The 2021–22 Norwegian Football Cup

The 2021–22 Norwegian Football Cup had \(128\) teams playing matches. In the first round, \(64\) matches were arranged and the winners proceed to the second round. In the second round, \(32\) matches were arranged and the winners proceed to the third round. Continuing this pattern, there are \(7\) rounds in total. The seventh round consists of the final match.

Almost two years ago I wrote about modeling the outcome of football matches. In this article we run a similar model on a fresh data set from the football cup.

The model

We assume that goals \(y\) are Poisson distributed, i.e., \(p \left( y | \theta \right) = \theta^y \exp \left( -\theta \right) / y!\) with rate parameter \(\theta\). Every team has a latent attack and defence strength influencing \(\theta\). We also add an intercept (bias) to the model. In the previous article we modeled home team advantage, but in the cup the weakest teams played on their home turf—so adding home advantage would spoil the inference of team strength in this model.

In an attempt to ease notation, we do not explicitly index each match in the model description below. We use the parameter \(y^\text{h}\) to indicate goals scored by the home team, which is generated by a Poisson distribution with rate parameter \(\theta^\text{h}\). The meaning of \(\text{attack}_{i[\text{h}]}\) is “attack strength of team \(i\), which is the home team in the match.”

The generalized linear model uses a logarithmic link function with a Poisson distribution:

\begin{align} y^\text{h} &\sim \text{Poisson} \left( \theta^\text{h} \right) \\ y^\text{a} &\sim \text{Poisson} \left( \theta^\text{a} \right) \\ \log \left( \theta^\text{h} \right)  &= \text{attack}_{i[\text{h}]} - \text{defence}_{i[\text{a}]} + \text{intercept} \\ \log \left( \theta^\text{a} \right)  &=   \text{attack}_{i[\text{a}]} - \text{defence}_{i[\text{h}]} + \text{intercept} \end{align}

The attack and defence parameters are random variables with prior distributions. The priors were established by prior predictive simulations, and are given by:

\begin{align} \text{intercept} &\sim \operatorname{Normal} \left( 1, 0.4 \right) \\ \text{attack}_i &\sim \operatorname{Normal} \left( 0, \text{attack_std} \right) \\ \text{defence}_i &\sim \operatorname{Normal} \left( 0, \text{defence_std} \right) \\ \text{attack_std} &\sim \operatorname{Uniform} \left( 0, 1 \right) \\ \text{defence_std} &\sim \operatorname{Uniform} \left( 0, 1 \right) \end{align}

At this point the attack and defence parameters are not identifiable. In other words, they can be arbitrarily shifted since \(\text{attack}_{i} - \text{defence}_{i} = (\text{attack}_{i} + \alpha)- (\text{defence}_{i} + \alpha)\) for all values of \(\alpha\). To enforce identifiability we add soft constraints to the parameters.

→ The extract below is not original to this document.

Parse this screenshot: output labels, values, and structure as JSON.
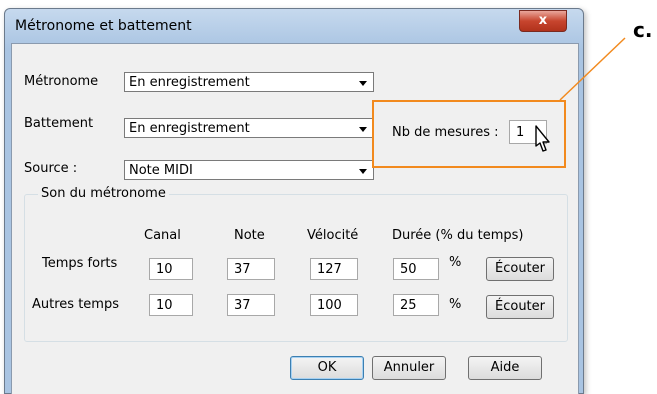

\begin{align} \sum_i \text{attack}_i \sim \operatorname{Normal} \left( 0, \epsilon \right) \qquad \sum_i \text{defence}_i \sim \operatorname{Normal} \left( 0, \epsilon \right) \end{align}

The results

For each team \(i\), the figure below shows the median of \(\text{attack}_i + \text{defence}_i\), along with intervals for \(50\%\) and \(90\%\) of the probability density. The teams are sorted by how far they made it in the tournament. For instance, “Molde” won, “Bodø/Glimt” made it to the final match but lost, “Viking” and “Strømsgodset” made it to the semifinals but lost, and so forth.

Notice that the model is more certain of the strength of teams that made it further in the tournament. This makes sense, since there is more data on teams that made it far.

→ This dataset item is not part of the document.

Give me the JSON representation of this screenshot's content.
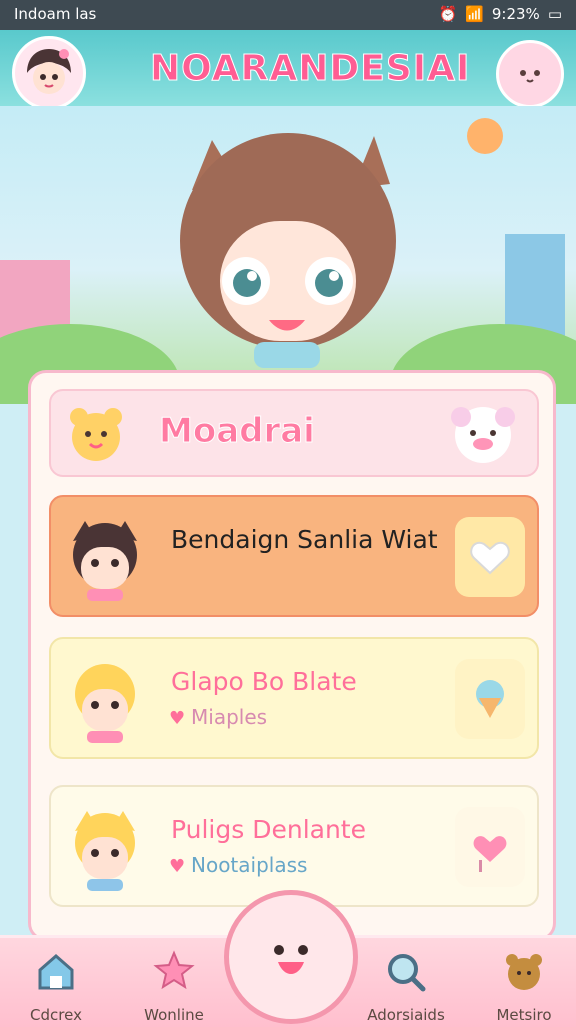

Let’s examine two teams that are outliers, in the sense that the model disagrees with the tournament results.

What happened to “Staal”? Even though “Staal” lost its first match, the model thinks it’s a better team than many who won the first match. How can this be? Let’s examine the data:

home_name   away_name     home_goals   away_goals
Staal       Viking                  2            3

Staal” lost to “Viking”, but barely, and “Viking” went all the way to the semifinals. From this information the model infers that “Staal” is actually a quite strong team. They were unlucky to meet “Viking”, but if they met a more average team they were likely to make it further in the tournament.

What happened to “Harstad”?

The model ranks “Harstad” and a poor team, even though the team made it to round \(3\). Again, we look at the match outcomes for insights:

home_name   away_name     home_goals   away_goals
Harstad     Melbo                  2            0
Harstad     Senja                  2            2
Harstad     Brann                  0            5

Harstad” won against Melbo, but not by very much. Then they tied Senja, but won in the penalty shoot-out. Finally, they were crushed by Brann, who in turn only made it one round further. All this is evidence for the fact that “Harstad” is not a particularly strong team.

Interpreting the latent variables  \(\text{attack}_i\) and \(\text{defence}_i\) can be a bit challenging. The figure below shows the result of simulating matches against a “typical” team, i.e. a team with \(\text{attack}_i = \text{defence}_i = 0\). The green bar indicates the probability of winning, the yellow bar the probability of a tie, and the red bar the probability of losing.

Finally, here’s a plot showing the attack strength and defence strength of each team, with colors indicating how far the team made it in the tournament.

Summary

This article applies some new data to an old model. We removed home field advantage from the original model, since the weaker team gets to play on their home turf. Home field advantage would therefore simply indicate which team is considered the weakest.

There’s a discrepancy between the strength inferred by the model and the strength implied by the tournament results alone (how far a team got). I believe the model more accurately reflects the strength of teams, since it considers by how much a team lost or won.

For references, see the references in my original article on modeling football matches.